So, I was asked to describe what depression is like for me. I came up with this testimony kind of description that I couldn't believe. I have never summed it up quite right, until now. I figured I would share it on here since it is no secret that I struggle with this.
I get it all the time. "You're so positive." "You're always smiling and laughing." "You're a bright person, Marina." Beneath the positivity and optimism, there is more to me than people realize.
I work in Recruitment for a Campus Activities Board and teach a program about the bystander invention for counseling services. To put on social events and invite people to our board requires a welcoming, kind, and outgoing personality. Not only that, my desk is in an office that can flood with so many people either hanging out to eat, talk, or do homework; or people come in and out to speak with the coordinators and directors that work within the office. I'm socializing when I sit at my desk (which is usually 5+ hours in the day) and then go to classes that requires group discussions and student participation (more socializing). For someone with anxiety and depression, this takes a toll mentally, physically, and emotionally.
After my good and busy days, I seem to lose my spirit in the following days after. My smiles feel like impostors and they lack a genuine response. Some days, my body throws itself on autopilot and my movements are not of my own.
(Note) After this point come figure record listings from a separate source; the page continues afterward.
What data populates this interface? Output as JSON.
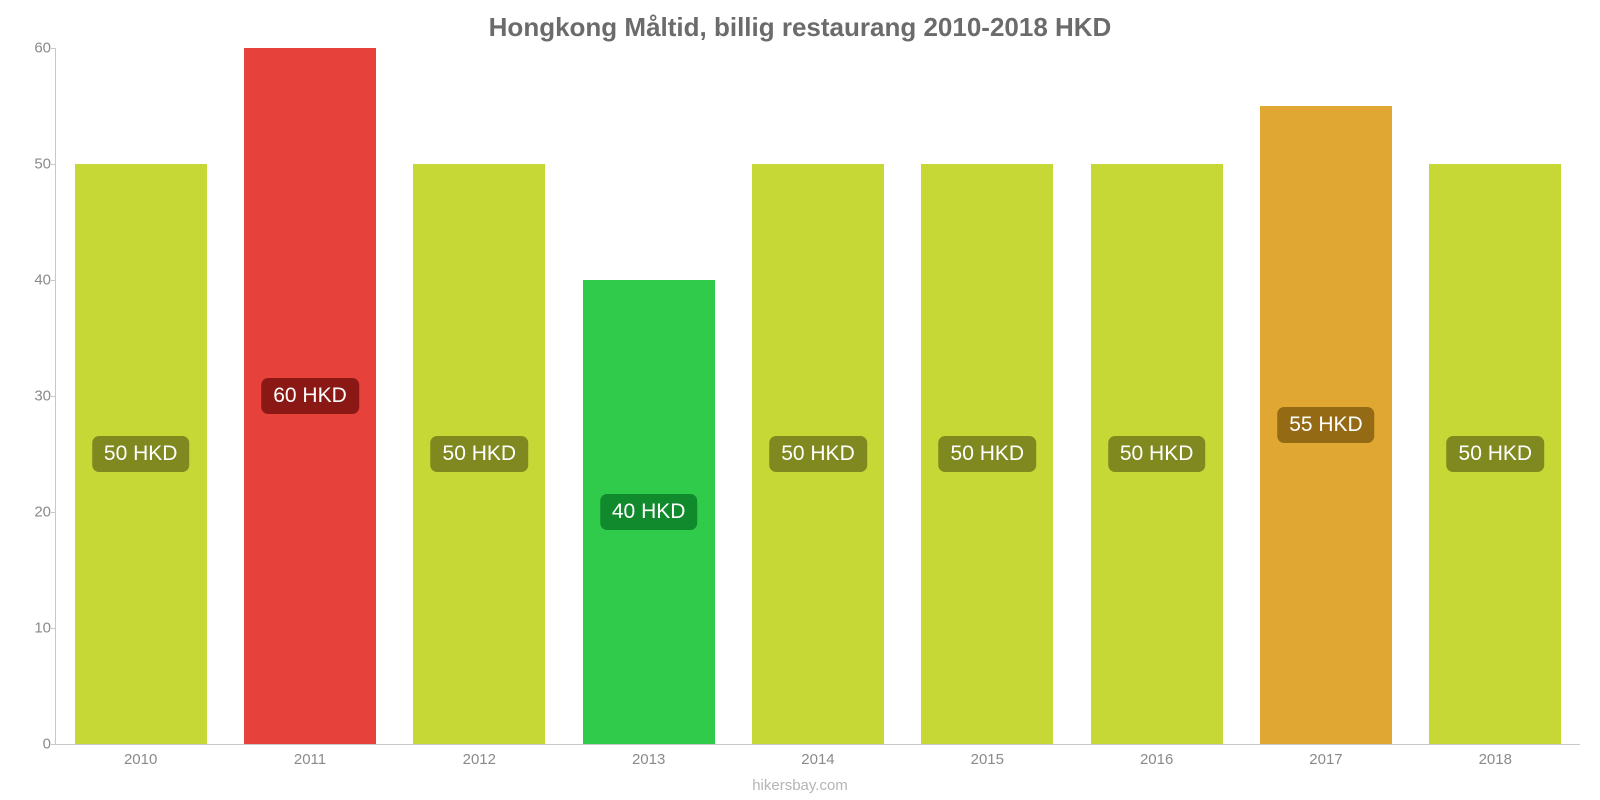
{
  "chart": {
    "type": "bar",
    "title": "Hongkong Måltid, billig restaurang 2010-2018 HKD",
    "title_color": "#6b6b6b",
    "title_fontsize": 26,
    "background_color": "#ffffff",
    "axis_color": "#c8c8c8",
    "tick_label_color": "#8a8a8a",
    "tick_fontsize": 15,
    "bar_label_fontsize": 21,
    "bar_label_text_color": "#ffffff",
    "bar_width_ratio": 0.78,
    "ylim": [
      0,
      60
    ],
    "yticks": [
      0,
      10,
      20,
      30,
      40,
      50,
      60
    ],
    "categories": [
      "2010",
      "2011",
      "2012",
      "2013",
      "2014",
      "2015",
      "2016",
      "2017",
      "2018"
    ],
    "values": [
      50,
      60,
      50,
      40,
      50,
      50,
      50,
      55,
      50
    ],
    "value_labels": [
      "50 HKD",
      "60 HKD",
      "50 HKD",
      "40 HKD",
      "50 HKD",
      "50 HKD",
      "50 HKD",
      "55 HKD",
      "50 HKD"
    ],
    "bar_colors": [
      "#c6d836",
      "#e7413c",
      "#c6d836",
      "#31cb4b",
      "#c6d836",
      "#c6d836",
      "#c6d836",
      "#e0a732",
      "#c6d836"
    ],
    "label_bg_colors": [
      "#7f891f",
      "#8a1916",
      "#7f891f",
      "#118a2d",
      "#7f891f",
      "#7f891f",
      "#7f891f",
      "#946a14",
      "#7f891f"
    ],
    "attribution": "hikersbay.com",
    "attribution_color": "#b5b5b5"
  }
}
I'm numb to everything but the fatigue that smothers my body. It is as if I try to make the day something good in the morning, but then by the afternoon, my attempts are useless because of the ever growing darkness that is building within me and anxious to take over. My eyes seem heavy with not only fatigue, but with the ache to cry tears that threaten to fall. And most of the time, the tears are triggered by pent up exhaustion, a little bit of frustration, a life setback, or because the negative voices in my mind are getting to me.
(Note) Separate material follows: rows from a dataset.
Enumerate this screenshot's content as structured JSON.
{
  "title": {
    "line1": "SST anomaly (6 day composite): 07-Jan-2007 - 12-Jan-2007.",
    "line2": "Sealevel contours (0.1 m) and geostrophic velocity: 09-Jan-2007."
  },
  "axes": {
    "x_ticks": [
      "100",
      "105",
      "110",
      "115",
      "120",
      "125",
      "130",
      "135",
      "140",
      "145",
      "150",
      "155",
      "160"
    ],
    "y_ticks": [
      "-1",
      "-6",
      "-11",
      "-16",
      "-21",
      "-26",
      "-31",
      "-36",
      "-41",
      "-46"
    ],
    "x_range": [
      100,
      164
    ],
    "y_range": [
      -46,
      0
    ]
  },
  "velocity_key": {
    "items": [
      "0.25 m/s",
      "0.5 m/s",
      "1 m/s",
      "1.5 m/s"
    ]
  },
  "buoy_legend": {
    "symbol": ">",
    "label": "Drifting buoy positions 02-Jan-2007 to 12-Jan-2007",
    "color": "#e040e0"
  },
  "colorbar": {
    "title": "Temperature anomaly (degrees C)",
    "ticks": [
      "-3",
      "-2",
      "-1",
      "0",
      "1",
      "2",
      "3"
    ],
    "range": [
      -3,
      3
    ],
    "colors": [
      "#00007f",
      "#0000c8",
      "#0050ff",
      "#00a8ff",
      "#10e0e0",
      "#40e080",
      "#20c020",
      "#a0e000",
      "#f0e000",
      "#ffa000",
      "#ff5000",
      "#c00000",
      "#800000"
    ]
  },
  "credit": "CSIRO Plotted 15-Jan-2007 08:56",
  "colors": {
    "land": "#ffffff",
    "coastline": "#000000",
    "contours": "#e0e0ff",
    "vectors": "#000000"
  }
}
I have negative voices that tell me I'm a lousy college student. If I get behind on work, they make me feel like I should give up because I can't seem to work at the same pace as everyone else in class can. They tell me that no one really likes or cares me. Behind a text message from me are hundreds of worried thoughts and “what ifs.” I worry about coming off too strong, too weak, too emotional, and too pathetic. They stop me from enjoying everything, including myself. A compliment on my work, my actions, my looks; anything that is praise towards me is never truly believed because the voices believe them to be wrong. It is a battle within my mind that I fight everyday, and sometimes I come out victorious but other days I do not have the strength to repress that darkness.
My life and schedule revolves around it. I tend to take shelter in my room when the darkness is too much. I lay in bed and curl up with a blanket to release my tears and shut out the world. I never used to nap much when I was younger, but as I’m going through the battles in my mind and in life, I find myself needing a nap to reset my circuits. Seeing my counselor at the university has helped me counter the voices and calm my anxiety. She has introduced me to EMDR (Eye Movement Desensitization and Reprocessing) to break down traumatic events within my life and make them smaller, almost meaningless. Doing this assists my mind in processing, letting go of the things that fuel the negative voices. I also follow the “Heart of a Leader” lifestyle that reminds me that “energy is everything.” Your life is about how you show up to it. It’s about changing your story when it turns for the worst. It’s about holding yourself accountable and to see every challenge as an opportunity for personal growth.
It is a day-by-day kind of living with depression and anxiety, but with the right kind of support system, it is manageable. I take the little things like getting out of bed and dressing myself as accomplishments, because they mean that I am choosing to live. Despite the weight that I carry, I choose to put one foot in front of the other and go about my days.
I did not totally address the anxiety part of me and how I came to have depression and anxiety, but I figured that that would be a whole other post. But this is most of it. This is what it feels like to live with this mental illness. I hope this sheds some light for people, maybe make a testimony of their own.